I strongly recommend looking into the “group_by” module for mapping configurations based on OS’es though, as the output is much nicer to not see all the ‘skipped’ steps.
groups.all is a list, you should walk over it in a loop.
There’s already a ticket on this, I’ll have to find it.
Thank you!
I strongly recommend looking into the “group_by” module for mapping configurations based on OS’es though, as the output is much nicer to not see all the ‘skipped’ steps.
I see your point, but I don’t really care about the output, and I want to migrate the syntax without changing too much. If I would have to use “group_by” for this kind of things I will have to re-structure all my playbooks 
groups.all is a list, you should walk over it in a loop.
I am not sure I understand your answer. I am looping, but inside a template. I want to pass a list of hosts to a template, so that it will produce a line for each item of the list, this is something I can’t do using “with_items”.
The problem is that when I use {{ groups.all }}, in the template I get a string instead of a list, so iterating over it means iterating over all the characters of the string representation of the list…
.a.
{% for x in groups[‘all’] %}
{{ x }}
{% endfor %}
{% for x in groups['all'] %}
{{ x }}
{% endfor %}
I don't want it hardcoded in the template!
As I wrote before, this is what I want to have:
- include: common/tasks/iptables.yml trusted_hosts=${groups.slurm_clients}
where "trusted_hosts" might change (in this example is
"slurm_clients", but could be just a list of hosts).

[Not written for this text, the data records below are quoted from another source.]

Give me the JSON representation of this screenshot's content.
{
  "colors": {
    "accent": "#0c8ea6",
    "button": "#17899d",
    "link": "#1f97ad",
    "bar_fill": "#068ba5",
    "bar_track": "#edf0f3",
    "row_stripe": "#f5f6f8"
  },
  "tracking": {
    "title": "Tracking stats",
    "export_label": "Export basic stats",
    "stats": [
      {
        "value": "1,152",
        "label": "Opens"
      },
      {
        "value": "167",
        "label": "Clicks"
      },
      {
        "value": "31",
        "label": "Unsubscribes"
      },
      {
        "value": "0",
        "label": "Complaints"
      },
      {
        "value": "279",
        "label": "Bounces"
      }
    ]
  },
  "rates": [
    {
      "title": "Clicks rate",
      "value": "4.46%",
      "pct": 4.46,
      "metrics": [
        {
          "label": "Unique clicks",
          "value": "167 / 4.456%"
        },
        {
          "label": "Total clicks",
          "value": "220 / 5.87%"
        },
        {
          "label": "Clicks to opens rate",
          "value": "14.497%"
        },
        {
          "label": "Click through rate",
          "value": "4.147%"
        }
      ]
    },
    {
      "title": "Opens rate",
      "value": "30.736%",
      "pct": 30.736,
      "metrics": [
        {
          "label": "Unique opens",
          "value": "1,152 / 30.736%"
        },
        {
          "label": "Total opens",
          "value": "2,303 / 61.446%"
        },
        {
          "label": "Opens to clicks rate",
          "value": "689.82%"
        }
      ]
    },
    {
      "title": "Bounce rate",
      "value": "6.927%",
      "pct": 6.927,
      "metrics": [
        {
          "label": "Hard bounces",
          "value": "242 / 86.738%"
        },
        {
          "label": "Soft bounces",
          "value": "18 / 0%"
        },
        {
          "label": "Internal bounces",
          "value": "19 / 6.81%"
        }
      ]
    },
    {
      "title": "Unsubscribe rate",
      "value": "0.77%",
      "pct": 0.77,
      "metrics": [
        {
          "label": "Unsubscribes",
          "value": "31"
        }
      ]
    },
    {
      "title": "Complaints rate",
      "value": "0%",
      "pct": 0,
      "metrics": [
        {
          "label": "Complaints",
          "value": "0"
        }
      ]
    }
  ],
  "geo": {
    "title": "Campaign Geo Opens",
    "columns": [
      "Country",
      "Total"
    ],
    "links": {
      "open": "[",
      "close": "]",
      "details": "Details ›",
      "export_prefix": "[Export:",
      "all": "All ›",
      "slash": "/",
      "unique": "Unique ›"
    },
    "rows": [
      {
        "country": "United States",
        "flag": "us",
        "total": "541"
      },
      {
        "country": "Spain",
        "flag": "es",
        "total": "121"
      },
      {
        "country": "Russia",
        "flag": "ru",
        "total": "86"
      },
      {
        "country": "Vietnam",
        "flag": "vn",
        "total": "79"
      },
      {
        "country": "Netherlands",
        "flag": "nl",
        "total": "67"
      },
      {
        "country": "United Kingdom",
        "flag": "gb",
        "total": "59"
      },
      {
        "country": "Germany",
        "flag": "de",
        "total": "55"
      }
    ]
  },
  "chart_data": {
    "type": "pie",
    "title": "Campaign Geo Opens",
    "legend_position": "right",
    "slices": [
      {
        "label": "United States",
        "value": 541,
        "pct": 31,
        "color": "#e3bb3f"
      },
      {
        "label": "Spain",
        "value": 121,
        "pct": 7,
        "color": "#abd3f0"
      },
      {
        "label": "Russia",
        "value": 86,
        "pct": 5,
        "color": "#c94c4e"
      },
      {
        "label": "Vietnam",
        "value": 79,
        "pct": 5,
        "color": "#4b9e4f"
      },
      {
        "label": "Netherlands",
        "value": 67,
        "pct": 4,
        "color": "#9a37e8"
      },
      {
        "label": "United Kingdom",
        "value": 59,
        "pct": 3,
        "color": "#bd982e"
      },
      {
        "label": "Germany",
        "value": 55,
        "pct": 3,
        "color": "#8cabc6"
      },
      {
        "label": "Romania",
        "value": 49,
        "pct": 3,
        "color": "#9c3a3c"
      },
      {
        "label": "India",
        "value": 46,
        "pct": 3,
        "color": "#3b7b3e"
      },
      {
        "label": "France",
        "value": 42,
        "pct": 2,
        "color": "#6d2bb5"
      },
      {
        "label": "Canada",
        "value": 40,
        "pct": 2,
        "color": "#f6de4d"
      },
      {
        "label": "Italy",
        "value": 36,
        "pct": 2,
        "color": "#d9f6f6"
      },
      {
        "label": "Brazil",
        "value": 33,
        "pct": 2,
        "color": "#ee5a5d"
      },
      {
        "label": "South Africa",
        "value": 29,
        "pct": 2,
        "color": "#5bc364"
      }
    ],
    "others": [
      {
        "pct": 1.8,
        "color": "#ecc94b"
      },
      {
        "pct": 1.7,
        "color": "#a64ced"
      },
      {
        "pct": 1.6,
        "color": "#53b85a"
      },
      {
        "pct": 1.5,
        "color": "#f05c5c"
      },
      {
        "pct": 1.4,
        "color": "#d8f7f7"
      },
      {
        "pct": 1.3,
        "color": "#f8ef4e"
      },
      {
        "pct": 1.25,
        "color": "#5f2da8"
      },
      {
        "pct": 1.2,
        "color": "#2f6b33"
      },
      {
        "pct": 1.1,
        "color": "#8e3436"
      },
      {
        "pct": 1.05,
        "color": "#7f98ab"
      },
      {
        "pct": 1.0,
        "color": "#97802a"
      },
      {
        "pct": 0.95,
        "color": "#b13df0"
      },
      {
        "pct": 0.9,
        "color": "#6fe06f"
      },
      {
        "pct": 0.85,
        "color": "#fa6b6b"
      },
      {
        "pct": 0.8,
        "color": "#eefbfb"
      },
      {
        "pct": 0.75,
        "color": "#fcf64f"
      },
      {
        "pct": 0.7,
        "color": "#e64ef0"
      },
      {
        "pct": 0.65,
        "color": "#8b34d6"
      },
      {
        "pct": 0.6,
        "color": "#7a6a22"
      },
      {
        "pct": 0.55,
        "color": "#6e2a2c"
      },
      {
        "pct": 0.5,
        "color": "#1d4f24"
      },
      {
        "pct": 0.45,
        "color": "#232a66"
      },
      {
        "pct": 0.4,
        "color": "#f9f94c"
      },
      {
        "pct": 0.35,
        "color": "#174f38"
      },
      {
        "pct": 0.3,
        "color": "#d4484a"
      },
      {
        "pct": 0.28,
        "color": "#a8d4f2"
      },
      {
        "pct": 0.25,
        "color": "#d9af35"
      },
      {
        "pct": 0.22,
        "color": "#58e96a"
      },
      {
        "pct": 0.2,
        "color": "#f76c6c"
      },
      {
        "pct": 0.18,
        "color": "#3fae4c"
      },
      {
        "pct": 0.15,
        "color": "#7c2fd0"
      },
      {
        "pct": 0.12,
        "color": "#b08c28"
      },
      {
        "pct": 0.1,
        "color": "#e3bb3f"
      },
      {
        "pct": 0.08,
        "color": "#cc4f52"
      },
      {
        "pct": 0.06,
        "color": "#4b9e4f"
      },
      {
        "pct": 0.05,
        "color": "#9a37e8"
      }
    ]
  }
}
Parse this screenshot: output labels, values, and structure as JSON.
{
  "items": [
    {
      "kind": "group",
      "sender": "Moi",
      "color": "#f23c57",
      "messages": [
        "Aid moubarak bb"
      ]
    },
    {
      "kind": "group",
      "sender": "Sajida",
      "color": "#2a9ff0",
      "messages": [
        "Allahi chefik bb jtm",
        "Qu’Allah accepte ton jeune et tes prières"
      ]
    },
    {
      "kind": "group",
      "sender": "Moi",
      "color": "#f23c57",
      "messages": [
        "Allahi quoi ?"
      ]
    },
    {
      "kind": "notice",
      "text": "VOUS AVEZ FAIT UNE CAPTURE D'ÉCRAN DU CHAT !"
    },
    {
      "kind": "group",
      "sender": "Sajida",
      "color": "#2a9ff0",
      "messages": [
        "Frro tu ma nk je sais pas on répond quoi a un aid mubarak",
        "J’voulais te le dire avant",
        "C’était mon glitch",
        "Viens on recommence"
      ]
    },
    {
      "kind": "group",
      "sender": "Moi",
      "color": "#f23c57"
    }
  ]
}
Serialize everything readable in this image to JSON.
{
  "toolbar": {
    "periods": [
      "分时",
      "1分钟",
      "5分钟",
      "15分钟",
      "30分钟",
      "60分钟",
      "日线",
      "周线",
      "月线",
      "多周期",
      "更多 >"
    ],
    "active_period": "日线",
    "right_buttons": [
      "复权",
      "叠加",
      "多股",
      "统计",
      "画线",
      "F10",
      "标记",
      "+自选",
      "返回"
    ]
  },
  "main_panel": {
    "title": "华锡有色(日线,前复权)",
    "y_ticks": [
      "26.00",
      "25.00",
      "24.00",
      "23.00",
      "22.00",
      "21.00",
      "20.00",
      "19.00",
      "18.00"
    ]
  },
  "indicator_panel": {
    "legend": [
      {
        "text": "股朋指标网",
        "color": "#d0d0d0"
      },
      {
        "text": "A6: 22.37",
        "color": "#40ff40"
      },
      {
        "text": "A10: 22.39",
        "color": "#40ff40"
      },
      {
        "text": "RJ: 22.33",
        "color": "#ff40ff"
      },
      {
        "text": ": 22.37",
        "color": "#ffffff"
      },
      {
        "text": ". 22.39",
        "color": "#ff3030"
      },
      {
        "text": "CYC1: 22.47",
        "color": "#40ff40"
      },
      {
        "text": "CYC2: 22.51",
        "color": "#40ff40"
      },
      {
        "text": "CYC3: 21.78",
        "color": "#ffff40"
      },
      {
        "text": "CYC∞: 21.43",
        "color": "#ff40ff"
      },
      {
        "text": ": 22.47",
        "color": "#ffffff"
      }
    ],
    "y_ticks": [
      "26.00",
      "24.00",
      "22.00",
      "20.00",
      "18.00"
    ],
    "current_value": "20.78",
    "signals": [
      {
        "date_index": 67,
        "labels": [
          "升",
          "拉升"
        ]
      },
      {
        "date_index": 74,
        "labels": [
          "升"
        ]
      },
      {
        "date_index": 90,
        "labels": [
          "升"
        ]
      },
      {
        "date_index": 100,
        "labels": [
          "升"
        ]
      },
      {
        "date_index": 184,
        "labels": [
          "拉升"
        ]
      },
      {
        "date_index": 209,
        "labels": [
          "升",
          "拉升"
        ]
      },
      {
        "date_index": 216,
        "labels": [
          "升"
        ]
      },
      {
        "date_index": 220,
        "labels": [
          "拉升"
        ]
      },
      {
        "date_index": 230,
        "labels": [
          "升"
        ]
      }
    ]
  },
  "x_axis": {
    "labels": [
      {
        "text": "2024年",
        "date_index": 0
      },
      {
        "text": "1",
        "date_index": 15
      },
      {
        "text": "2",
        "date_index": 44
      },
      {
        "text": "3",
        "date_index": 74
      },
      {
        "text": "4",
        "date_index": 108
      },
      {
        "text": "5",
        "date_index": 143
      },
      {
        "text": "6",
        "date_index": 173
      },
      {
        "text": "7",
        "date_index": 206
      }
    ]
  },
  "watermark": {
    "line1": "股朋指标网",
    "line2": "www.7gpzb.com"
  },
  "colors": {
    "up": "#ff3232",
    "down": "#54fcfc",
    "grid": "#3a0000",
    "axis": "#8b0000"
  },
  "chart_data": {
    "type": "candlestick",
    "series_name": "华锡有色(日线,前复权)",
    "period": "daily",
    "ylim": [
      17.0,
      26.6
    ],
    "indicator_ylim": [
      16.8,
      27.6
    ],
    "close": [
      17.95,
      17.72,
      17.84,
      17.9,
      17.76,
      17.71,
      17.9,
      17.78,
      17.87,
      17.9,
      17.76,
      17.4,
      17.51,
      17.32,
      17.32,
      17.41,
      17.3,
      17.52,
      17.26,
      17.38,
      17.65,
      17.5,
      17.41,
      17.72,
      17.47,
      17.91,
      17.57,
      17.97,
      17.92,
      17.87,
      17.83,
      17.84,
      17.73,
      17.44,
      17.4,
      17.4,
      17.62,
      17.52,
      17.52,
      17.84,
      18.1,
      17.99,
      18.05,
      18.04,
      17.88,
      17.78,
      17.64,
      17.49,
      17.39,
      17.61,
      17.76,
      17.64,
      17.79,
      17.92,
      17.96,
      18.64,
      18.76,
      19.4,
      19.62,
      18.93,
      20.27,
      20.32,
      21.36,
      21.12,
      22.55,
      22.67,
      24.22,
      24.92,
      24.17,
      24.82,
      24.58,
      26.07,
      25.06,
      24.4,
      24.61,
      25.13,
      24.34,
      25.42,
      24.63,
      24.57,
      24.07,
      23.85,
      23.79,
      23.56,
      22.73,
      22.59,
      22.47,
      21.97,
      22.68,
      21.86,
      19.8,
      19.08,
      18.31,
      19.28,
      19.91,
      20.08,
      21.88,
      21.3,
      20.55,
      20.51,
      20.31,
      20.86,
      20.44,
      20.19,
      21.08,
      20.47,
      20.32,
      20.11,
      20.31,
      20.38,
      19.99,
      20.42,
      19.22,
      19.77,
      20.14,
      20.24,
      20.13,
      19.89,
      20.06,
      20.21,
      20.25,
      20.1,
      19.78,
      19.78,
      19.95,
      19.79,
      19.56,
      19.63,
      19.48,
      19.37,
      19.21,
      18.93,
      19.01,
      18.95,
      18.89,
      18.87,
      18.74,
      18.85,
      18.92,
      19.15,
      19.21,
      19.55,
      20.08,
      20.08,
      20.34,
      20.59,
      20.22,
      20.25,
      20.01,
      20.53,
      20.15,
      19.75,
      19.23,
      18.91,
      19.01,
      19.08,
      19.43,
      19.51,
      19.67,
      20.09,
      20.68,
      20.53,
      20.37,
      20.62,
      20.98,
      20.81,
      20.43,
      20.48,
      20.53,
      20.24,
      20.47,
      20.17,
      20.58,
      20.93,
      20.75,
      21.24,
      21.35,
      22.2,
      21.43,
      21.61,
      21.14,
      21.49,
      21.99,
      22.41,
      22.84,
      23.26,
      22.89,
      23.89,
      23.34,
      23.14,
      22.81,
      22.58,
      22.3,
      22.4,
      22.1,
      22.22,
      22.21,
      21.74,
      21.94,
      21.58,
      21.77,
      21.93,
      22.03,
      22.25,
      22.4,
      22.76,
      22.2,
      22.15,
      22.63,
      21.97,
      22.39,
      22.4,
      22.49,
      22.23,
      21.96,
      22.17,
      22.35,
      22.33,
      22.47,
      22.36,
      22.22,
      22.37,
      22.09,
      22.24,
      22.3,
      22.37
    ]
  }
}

the iptables.yml file contains:
- action: template dest={{ destfile }}
src=common/templates/etc/iptables.d/rules.v4.j2 owner=root group=root
mode=0644
tags: iptables
and the template contains:
{% for host in trusted_hosts|sort %}
-A INPUT -s {{ host }} -j ACCEPT
{% endfor %}
If I write "trusted_hosts={{groups.slurm_clients}}" the template will
receive a *string*, while if I write
"trusted_hosts=${groups.slurm_clients}" it receives a list, as
expected. Is this a bug or is the expected behavior? Is there a
difference between "${variable}" and "{{variable}}" or there should
not?
.a.
So we were intending to deprecate ${foo} but effectively it still works nicely for pass by reference, so I suspect it will be repurposed for such. In your case, it’s a matter of passing it in a dictionary rather than a string, since it can’t tell what you want the way it’s dereferenced above.
However this works today:
- include: common/tasks/main/iptables.yml
vars:
trusted_hosts: ${groups.all}
Though I really want to unify this syntax so it plays more nicely with roles, also, i.e.
- include: …
trusted_hosts: ${groups.all}
Aka shorthand
- { include: filename.yml, trusted_hosts: ${groups.all} }
The two latter forms are not implemented, but the first works for me today.
Hope this helps!
Thank you, this clarifies it. I think that for now I will continue to
use '${}' then, since it's not going to be deprecated.
.a.
It may be at some point, but in the case of passing a variable reference, it’s currently useful.